Praktisi Hukum Aceh Dukung Revisi UU ITE
Font: Ukuran: - +
Reporter : akhyar
Praktisi hukum di Aceh, Hermanto. [Foto: Ist]
DIALEKSIS.COM | Banda Aceh - Praktisi hukum di Aceh, Hermanto mengapresasi langkah Pemerintah dan DPR yang sepakat merevisi Rancangan Undang-undang Informasi dan Transaksi Elektronik (RUU ITE).
Ia mengatakan, RUU ITE patut didukung agar tidak ada lagi kriminalisasi, multitafsir serta ketidakjelasan pengertian dalam Pasal ITE.
"Banyak isi UU ITE yang perlu diubah. Pasal-pasal yang membatasi kebebasan publik dan pasal multitafsir juga perlu diperjelas. Agar tidak ada lagi alasan bagi penegak hukum menangani perkara UU ITE menggunakan pasal-pasal yang multitafsir atau pasal karet," jelas Hermanto kepada reporter Dialeksis.com, Banda Aceh, Senin (20/9/2021).

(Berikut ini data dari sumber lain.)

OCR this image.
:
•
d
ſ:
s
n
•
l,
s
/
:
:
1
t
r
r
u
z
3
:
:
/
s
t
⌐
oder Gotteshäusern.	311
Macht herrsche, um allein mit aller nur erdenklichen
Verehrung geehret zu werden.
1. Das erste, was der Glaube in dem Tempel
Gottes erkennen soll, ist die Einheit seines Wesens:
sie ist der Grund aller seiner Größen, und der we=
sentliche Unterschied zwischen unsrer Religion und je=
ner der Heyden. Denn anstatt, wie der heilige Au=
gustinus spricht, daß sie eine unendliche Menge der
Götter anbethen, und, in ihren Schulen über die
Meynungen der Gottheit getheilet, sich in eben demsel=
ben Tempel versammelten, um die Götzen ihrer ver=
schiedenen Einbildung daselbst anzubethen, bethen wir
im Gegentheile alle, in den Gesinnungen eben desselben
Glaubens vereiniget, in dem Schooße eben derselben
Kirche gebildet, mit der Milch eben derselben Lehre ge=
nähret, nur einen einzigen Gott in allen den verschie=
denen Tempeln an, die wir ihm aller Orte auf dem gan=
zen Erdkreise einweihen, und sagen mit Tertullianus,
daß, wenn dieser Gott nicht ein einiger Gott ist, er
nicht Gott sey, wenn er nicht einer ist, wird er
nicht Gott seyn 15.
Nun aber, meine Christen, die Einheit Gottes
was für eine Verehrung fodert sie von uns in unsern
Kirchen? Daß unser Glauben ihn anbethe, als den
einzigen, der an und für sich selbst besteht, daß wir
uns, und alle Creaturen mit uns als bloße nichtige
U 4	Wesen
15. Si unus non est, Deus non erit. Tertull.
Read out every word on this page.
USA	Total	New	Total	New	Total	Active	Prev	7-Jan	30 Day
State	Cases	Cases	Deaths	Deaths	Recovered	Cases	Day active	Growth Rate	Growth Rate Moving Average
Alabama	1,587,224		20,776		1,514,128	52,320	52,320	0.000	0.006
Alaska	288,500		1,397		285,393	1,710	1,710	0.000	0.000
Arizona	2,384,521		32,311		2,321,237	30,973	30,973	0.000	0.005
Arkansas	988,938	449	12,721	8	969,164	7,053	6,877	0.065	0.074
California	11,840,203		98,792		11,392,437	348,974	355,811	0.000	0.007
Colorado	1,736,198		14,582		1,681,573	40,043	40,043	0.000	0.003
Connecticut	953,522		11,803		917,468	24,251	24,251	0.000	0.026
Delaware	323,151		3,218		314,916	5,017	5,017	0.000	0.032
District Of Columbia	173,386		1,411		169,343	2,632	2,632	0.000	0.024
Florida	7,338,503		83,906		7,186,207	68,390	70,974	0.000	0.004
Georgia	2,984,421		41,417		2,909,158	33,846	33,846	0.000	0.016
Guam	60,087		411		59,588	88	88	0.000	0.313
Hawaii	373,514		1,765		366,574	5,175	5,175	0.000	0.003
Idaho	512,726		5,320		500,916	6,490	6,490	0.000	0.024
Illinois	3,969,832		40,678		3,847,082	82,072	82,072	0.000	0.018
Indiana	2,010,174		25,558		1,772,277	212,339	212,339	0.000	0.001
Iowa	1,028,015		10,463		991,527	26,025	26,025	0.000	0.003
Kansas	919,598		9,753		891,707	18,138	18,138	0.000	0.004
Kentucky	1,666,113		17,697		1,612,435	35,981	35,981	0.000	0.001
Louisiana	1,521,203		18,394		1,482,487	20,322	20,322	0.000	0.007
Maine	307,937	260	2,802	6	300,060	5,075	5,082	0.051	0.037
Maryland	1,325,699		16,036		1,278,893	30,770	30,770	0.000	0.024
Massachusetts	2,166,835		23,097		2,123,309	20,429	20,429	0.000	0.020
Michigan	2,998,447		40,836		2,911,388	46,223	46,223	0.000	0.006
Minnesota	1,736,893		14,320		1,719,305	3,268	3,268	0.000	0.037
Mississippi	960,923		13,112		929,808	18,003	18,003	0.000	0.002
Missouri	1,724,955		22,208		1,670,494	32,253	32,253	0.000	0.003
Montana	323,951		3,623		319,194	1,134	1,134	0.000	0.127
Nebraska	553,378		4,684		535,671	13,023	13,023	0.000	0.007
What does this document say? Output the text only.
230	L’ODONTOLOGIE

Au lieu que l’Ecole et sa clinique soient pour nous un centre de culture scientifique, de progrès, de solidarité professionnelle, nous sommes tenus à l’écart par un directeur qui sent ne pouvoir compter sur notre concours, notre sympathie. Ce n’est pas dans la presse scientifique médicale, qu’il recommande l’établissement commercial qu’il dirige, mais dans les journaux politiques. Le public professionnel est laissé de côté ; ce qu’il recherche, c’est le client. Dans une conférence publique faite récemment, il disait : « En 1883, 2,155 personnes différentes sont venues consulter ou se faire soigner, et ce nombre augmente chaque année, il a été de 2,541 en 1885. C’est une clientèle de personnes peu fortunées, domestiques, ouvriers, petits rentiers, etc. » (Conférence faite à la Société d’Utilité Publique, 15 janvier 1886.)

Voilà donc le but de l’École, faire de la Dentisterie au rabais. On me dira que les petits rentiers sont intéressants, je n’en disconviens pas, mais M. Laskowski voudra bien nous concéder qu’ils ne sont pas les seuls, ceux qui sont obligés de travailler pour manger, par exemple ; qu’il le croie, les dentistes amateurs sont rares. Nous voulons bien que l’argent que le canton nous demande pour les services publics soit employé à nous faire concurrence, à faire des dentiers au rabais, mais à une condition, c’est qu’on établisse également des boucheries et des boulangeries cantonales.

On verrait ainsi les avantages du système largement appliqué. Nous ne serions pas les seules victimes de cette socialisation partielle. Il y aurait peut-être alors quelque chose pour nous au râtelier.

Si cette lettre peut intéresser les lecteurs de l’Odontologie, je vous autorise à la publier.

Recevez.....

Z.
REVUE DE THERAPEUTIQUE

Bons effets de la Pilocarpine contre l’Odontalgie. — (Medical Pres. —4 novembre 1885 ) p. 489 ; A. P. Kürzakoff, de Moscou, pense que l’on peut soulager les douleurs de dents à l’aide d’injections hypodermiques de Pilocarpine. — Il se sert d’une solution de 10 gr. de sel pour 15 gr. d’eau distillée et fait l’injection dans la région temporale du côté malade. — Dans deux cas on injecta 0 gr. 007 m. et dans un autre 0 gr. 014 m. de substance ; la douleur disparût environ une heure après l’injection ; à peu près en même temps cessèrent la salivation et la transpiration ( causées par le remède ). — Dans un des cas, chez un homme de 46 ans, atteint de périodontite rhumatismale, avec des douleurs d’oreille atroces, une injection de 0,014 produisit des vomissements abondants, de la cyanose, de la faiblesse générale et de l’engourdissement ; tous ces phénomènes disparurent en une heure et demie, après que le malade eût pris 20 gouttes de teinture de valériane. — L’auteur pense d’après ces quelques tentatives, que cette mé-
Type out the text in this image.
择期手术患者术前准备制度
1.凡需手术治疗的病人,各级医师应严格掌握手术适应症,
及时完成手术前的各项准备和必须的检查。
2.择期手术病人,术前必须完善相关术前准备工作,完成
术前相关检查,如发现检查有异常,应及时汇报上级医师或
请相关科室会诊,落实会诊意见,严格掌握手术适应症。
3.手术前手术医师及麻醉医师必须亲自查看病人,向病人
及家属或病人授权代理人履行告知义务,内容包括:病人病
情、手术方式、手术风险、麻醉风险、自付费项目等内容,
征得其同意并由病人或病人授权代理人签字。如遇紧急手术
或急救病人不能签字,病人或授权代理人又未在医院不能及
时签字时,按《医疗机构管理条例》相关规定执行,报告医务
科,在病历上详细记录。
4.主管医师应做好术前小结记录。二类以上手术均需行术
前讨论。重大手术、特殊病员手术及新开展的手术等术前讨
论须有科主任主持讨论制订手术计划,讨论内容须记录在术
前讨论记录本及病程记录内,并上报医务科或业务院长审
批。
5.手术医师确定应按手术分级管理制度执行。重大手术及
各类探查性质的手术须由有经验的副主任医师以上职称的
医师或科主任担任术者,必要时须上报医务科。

Sebagai seorang advokat, Hermanto juga menilai beberapa pasal yang menurutnya karet dalam UU ITE, antara lain pada Pasal 26 ayat (3) tentang penghapusan informasi, Pasal 27 ayat (1) tentang asusila, Pasal 27 ayat (3) tentang defarmasi/fitnah yang bisa digunakan untuk menuntut pidana masyarakat yang menyampaikan kritik melalui media sosial/dunia maya.
Kemudian, juga pada Pasal 28 ayat (2) tentang ujaran kebencian yang juga sering digunakan untuk melakukan represi pada warga terkait kritik pada pihak tertentu.
Pada dasarnya, jelas Hermanto, konsep awal lahirnya UU ITE bertujuan untuk melindungi nama seseorang atau dari penghinaan dan pelecehan. Namun dalam pelaksanaannya, UU ITE seharusnya tetap bijak digunakan.
"UU ITE harusnya dapat memilih antara suara masyarakat yang menghina dengan kritik baik kepada suatu pihak. Sehingga penanganan RUU tersebut harus dilakukan secara tepat," pungkas Hermanto mengakhiri.
Diketahui sebelumnya, Badan Legislasi (Baleg) DPR menyetujui tiga Rancangan Undang-undang (RUU) usulan pemerintah masuk dalam Program Legislasi Nasional (Prolegnas) Prioritas Tahun 2021, yakni revisi Kitab Undang-undang Hukum Pidana (RKUHP), revisi UU Pemasyarakatan (RUU PAS), dan revisi UU Informasi dan Transaksi Elektronik (ITE).
Selain itu, revisi UU Badan Pemeriksa Keuangan (BPK) yang merupakan usulan DPR juga diakomodasi jadi prioritas di 2021. [akh]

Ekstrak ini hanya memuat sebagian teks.